Bulldog Breed Origins

Known as British Bulldogs and English Bulldogs, the Bulldog is a medium-sized dog breed. As the alternative names suggest, bulldogs originated in Britain. During the twelfth century, following the conquest of Britain, the Normans introduced bull baiting. Mastiff-type dogs were used to bait and torment the bulls, in what was an entertaining spectacle for large audiences. By the 1700s, shorter, thicker-set and more muscular dogs were being used for the practice. Those shorter dogs were the forefathers of the bulldogs that exist commonly today. Today, bulldogs are a popular breed and considered amongst the top ten most popular dogs in the United States and the United Kingdom.

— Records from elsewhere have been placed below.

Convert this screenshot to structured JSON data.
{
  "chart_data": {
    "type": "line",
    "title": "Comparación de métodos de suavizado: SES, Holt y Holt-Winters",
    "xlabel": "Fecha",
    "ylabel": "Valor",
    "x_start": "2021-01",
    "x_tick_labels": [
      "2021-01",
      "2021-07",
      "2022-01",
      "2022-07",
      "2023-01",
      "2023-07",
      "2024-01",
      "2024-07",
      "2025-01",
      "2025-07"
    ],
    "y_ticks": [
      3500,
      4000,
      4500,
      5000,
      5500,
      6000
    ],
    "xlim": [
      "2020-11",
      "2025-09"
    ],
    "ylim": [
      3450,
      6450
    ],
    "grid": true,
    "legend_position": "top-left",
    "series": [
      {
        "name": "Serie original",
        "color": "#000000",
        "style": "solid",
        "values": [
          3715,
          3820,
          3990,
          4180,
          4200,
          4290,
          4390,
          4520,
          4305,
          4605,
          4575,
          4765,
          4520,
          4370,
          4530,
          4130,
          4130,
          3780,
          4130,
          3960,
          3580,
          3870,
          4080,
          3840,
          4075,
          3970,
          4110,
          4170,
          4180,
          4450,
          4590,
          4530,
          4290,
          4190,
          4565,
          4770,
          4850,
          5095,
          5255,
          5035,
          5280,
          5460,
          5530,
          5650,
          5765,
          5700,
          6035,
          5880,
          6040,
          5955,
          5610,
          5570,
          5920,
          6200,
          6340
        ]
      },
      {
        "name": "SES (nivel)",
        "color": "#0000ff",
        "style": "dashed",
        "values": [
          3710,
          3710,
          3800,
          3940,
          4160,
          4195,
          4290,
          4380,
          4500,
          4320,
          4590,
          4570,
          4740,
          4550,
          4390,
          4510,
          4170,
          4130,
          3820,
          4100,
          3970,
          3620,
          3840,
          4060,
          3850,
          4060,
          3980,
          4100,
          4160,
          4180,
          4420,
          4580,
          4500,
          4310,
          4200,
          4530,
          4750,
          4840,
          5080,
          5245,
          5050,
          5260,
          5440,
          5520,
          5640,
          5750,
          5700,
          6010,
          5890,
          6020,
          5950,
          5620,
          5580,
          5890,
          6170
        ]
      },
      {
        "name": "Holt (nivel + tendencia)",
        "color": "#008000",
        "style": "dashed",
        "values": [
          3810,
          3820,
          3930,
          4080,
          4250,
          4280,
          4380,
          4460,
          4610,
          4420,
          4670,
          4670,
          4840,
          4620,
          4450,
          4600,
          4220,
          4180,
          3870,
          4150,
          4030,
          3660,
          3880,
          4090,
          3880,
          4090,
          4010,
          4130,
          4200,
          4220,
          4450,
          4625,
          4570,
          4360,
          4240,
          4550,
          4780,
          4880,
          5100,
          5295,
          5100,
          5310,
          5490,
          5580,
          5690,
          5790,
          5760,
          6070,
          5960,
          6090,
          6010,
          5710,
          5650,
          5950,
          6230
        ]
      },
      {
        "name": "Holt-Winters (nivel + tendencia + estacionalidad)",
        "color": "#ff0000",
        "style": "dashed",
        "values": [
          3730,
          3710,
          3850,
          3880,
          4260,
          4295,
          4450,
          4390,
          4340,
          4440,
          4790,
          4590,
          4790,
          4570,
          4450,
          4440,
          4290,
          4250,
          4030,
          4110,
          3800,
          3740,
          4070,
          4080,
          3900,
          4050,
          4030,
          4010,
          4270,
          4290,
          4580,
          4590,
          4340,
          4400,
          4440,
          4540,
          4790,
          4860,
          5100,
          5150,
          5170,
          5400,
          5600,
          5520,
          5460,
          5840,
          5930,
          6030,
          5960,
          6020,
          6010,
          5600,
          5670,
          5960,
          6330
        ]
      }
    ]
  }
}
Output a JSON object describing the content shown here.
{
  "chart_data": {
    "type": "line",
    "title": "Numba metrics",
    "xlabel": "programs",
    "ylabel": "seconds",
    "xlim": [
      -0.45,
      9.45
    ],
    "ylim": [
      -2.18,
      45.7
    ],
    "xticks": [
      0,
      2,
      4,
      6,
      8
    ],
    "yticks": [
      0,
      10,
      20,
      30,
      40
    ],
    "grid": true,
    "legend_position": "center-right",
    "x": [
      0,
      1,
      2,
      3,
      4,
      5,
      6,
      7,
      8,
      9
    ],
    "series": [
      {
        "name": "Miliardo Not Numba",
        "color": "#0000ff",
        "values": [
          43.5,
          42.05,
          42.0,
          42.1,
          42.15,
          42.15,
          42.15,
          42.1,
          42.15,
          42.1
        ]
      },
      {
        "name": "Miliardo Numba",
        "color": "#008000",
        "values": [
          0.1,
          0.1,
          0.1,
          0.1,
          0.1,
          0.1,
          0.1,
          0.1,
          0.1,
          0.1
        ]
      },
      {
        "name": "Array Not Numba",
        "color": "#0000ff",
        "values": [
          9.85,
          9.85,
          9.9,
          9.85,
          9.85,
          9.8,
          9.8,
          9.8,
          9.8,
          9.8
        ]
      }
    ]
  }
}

The Bulldog: A British Symbol

With bullbaiting enjoyed by a broad demographic, the bulldog developed a distinct reputation. Pitted against a much larger bull, and often coming up victorious, audiences viewed the dog as courageous and determined. During the 1880s, a political cartoon character, namely John Bull, was often accompanied by a bulldog and represented a typical English gentleman. By the time of World War Two, the bulldog had a firm place in the British popular psyche. Based on his looks and the dogged determination he displayed in confronting the Nazis, contemporary media nicknamed wartime Prime Minister Winston Churchill “the British Bulldog.”

Bulldog Pet Care Best Practice

Obesity – due to their structure and build, obesity can be deadly for bulldogs. Thus, it is important to provide bulldogs with a calorie-controlled diet. While treats are encouraged for training, too many treats could ultimately prove fatal.

Exercise – Your bulldog’s health and wellbeing will benefit from moderate exercise in cool weather. Heat and humidity can quickly stifle the bulldog’s short muzzle and cause major complications. Also, water is hazardous for bulldogs. As a rule of thumb, anything more than elbow-deep can be very dangerous.